Just after sunset a gas-guzzler pulled to the curb on Linda’s corner and parked under the spreading branches of the live oak. A man in a hat, his face and the color of his hands obscured by shadow, smoked a cigarette behind the wheel while Linda leaned into the passenger-side window and read off her list of prices.
Then she turned and waved good-bye to the crack dealers in front of the store and got into the automobile.
Two hours later Linda Zeroski, the girl who had attended Louisiana State University for three years, sat very still in a straight-back wood chair next to a beached houseboat off Bayou Benoit, her forearms taped to the chair’s arms, a paper sack placed loosely over her head, while a man who wore leather gloves paced in a circle around her.
She tried to make sense of the man’s words, to somehow find reason inside the blood rage he was working himself into.
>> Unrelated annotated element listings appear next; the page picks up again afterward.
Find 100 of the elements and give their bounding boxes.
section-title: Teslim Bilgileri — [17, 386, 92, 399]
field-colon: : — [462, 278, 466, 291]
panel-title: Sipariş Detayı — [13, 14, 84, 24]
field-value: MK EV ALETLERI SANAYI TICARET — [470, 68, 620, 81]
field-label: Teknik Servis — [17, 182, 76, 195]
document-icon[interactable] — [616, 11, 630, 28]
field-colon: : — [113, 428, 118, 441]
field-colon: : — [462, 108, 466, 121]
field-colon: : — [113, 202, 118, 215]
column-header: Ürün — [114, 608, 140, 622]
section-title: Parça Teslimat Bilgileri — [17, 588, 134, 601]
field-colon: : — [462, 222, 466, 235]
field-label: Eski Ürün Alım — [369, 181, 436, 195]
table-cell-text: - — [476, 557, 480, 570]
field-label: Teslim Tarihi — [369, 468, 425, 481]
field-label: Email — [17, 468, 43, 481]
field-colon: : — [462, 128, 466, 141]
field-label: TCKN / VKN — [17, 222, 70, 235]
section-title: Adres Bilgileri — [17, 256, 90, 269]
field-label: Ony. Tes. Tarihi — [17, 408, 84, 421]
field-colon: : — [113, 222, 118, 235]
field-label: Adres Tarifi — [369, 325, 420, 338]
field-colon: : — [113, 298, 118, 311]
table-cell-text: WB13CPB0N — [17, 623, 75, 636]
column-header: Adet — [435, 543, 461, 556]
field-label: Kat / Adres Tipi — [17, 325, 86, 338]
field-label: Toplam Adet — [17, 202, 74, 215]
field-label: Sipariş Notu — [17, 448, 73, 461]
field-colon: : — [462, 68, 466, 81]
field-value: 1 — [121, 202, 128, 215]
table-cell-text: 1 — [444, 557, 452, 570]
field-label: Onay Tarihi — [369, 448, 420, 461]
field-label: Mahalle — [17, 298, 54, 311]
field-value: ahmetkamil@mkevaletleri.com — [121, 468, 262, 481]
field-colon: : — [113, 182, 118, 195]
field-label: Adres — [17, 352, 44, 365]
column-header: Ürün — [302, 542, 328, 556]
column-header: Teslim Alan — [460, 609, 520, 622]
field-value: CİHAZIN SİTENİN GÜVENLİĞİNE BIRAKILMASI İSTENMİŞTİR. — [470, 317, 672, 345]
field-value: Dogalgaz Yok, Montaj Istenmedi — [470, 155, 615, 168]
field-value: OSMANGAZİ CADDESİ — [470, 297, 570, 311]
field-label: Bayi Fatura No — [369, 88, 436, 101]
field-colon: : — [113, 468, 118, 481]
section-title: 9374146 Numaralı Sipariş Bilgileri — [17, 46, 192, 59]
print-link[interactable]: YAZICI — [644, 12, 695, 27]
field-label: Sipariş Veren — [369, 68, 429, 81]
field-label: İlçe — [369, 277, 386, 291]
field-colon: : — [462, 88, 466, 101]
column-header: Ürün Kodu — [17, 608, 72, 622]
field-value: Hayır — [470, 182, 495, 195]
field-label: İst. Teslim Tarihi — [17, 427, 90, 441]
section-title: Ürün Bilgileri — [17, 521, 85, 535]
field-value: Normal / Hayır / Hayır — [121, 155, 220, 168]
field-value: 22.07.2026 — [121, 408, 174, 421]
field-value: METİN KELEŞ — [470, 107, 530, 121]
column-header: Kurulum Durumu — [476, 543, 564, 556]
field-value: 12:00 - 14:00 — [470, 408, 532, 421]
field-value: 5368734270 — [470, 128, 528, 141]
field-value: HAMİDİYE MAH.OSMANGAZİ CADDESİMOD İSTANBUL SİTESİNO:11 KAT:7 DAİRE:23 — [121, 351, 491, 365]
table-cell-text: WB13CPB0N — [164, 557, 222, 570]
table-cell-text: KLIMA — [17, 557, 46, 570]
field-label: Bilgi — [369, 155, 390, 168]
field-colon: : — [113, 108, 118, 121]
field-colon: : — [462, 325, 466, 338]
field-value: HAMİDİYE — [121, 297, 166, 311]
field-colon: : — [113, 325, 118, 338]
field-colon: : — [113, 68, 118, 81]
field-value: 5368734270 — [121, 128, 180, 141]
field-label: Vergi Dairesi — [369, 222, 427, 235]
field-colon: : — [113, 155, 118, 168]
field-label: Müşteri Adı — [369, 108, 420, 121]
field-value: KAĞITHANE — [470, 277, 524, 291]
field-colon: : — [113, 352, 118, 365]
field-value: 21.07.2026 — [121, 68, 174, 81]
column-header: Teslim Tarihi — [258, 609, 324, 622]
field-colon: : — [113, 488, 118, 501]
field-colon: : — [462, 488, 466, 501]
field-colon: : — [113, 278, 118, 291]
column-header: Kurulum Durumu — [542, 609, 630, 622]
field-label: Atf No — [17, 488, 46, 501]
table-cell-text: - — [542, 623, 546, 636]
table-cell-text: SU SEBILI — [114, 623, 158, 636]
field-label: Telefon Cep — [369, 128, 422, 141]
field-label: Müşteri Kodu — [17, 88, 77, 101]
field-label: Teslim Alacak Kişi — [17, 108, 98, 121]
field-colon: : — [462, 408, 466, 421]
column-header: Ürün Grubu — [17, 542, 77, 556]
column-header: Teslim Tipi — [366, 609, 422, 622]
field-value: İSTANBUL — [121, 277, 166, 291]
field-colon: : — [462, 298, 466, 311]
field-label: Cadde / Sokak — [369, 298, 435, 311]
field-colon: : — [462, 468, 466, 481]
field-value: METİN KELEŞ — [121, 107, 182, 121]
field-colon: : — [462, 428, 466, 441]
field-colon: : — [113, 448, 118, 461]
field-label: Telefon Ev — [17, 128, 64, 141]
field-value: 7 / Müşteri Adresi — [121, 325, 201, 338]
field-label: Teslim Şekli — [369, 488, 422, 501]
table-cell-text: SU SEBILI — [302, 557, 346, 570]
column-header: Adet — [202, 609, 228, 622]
If only the brown skag she had shot up would stop hammering in her ears, if only she did not have to breathe through her nose because of the dirty sock he had stuffed in her mouth.
Then, just as the man wearing leather gloves suddenly ripped into her with both fists, she thought she heard the voice of a little girl inside her. The little girl was calling out her father’s name.
Her body was found just before dawn the next morning by a black man who was running his trotlines in the swamp. The sun was still low on the horizon, veiled in mist, when Helen Soileau and I boarded a St. Martin Parish Sheriff’s Department boat with two detectives and the coroner and a uniformed deputy from St. Martinville. We headed up Bayou Benoit in the coolness of the early morning, between f
looded woods and through bays that were absolutely silent, undimpled by rain or ruffled by wind, the willows and gum trees and moss-hung cypress as still in the green light as if they had been painted against the sky. The uniformed deputy turned the boat out of the main channel and cut back the throttle and took us through a stand of tupelo gums that were hollowed out by dry rot and whose trunks resonated like drums when the boat’s hull scraped against them. Then we saw the desiccated remains of a houseboat that had lain twisted inside the trees since Hurricane Audrey had struck south Louisiana in 1957, its gray sides strung with blooming morning glories.
Up on a sand spit that looked like the humped back of a whale, Linda Zeroski sat in the wood chair, her head slumped forward, as though she had nodded off to sleep. At her feet were the bloodied pieces of brown paper that had been the bag covering her head. The coroner, who was a decent elderly man known for his planter’s hats and firehouse suspenders and bow ties, pulled polyethylene gloves on his hands and lifted Linda’s chin, then gingerly rotated her head from side to side. A breeze suddenly came up and the leaves in the canopy fluttered with sunlight, and I looked into Linda’s destroyed face and felt myself swallow.
The coroner stepped back and pulled off his gloves with popping sounds and dropped them in a garbage bag.
“How do you read it, Doc?” Helen asked.
“I’d say she was beaten with fists, probably by somebody who’s as powerful with one hand as with the other,” he said. “There are fragments of what looks like leather in a couple of the wounds. My guess is he was wearing gloves. Of course, he could have been using a leather-covered instrument, but in that case there would probably be lesions on the top of the skull, where the skin would split more easily.”
A St. Martin Parish detective named Lemoyne was writing in a notepad. He was an overweight man and wore a rain hat and tie and long-sleeved white shirt and galoshes over his street shoes. He kept swiping mosquitoes out of his face.
“What kind of guy are we looking for, Doc?” he asked.